While it’s important to acknowledge that cryptocurrencies benefit from plenty of freedom that wouldn’t be possible in a fully centralised landscape. However, this doesn’t remove the need for regulatory presence.
Regulating bodies can play a pivotal role in mediating the public and the market. Accurate information on the legalities associated with the crypto market can additionally help to remove its off-putting associations with the drugs trade and dark web.
With the added safety of regulated markets, it’s fair to anticipate the arrival of new investors, ready to engage in a trustworthy financial ecosystem.

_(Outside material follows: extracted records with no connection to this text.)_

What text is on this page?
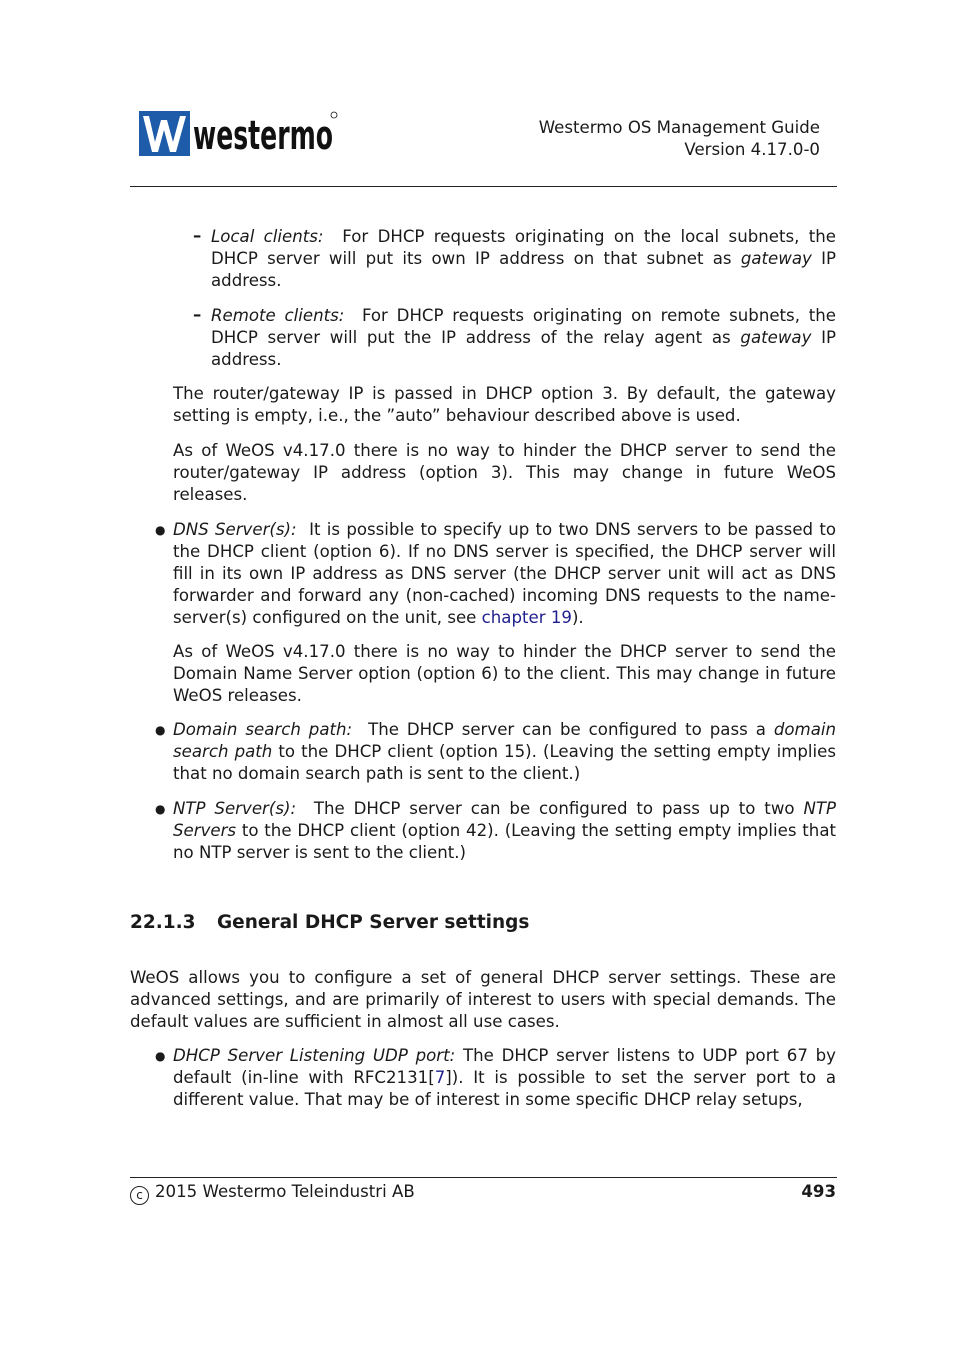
westermo	Westermo OS Management Guide
Version 4.17.0-0
– Local clients: For DHCP requests originating on the local subnets, the DHCP server will put its own IP address on that subnet as gateway IP address.
– Remote clients: For DHCP requests originating on remote subnets, the DHCP server will put the IP address of the relay agent as gateway IP address.
The router/gateway IP is passed in DHCP option 3. By default, the gateway setting is empty, i.e., the ”auto” behaviour described above is used.
As of WeOS v4.17.0 there is no way to hinder the DHCP server to send the router/gateway IP address (option 3). This may change in future WeOS releases.
● DNS Server(s): It is possible to specify up to two DNS servers to be passed to the DHCP client (option 6). If no DNS server is specified, the DHCP server will fill in its own IP address as DNS server (the DHCP server unit will act as DNS forwarder and forward any (non-cached) incoming DNS requests to the name-server(s) configured on the unit, see chapter 19).
As of WeOS v4.17.0 there is no way to hinder the DHCP server to send the Domain Name Server option (option 6) to the client. This may change in future WeOS releases.
● Domain search path: The DHCP server can be configured to pass a domain search path to the DHCP client (option 15). (Leaving the setting empty implies that no domain search path is sent to the client.)
● NTP Server(s): The DHCP server can be configured to pass up to two NTP Servers to the DHCP client (option 42). (Leaving the setting empty implies that no NTP server is sent to the client.)
22.1.3 General DHCP Server settings
WeOS allows you to configure a set of general DHCP server settings. These are advanced settings, and are primarily of interest to users with special demands. The default values are sufficient in almost all use cases.
● DHCP Server Listening UDP port: The DHCP server listens to UDP port 67 by default (in-line with RFC2131[7]). It is possible to set the server port to a different value. That may be of interest in some specific DHCP relay setups,
c 2015 Westermo Teleindustri AB	493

It’s clear for all to see that the crypto market is far from stable. Yet, there are still plenty of opportunities and benefits that can be found in that will boost transparency and bring an unprecedented level of trust in the usage of digital currencies. In a stable and well-regulated market, cryptocurrencies have a chance to shake off its negative connotations and ease into widespread adoption. Perhaps we’ll be using Bitcoin to do our grocery shop in the not-too-distant future after all?
All views and opinions expressed in this article are the opinions of the author and not FXStreet. Trading cryptocurrencies or related products involves risk. This is not an endorsement to invest in or trade any of the cryptocurrencies, stocks or companies mentioned in this article.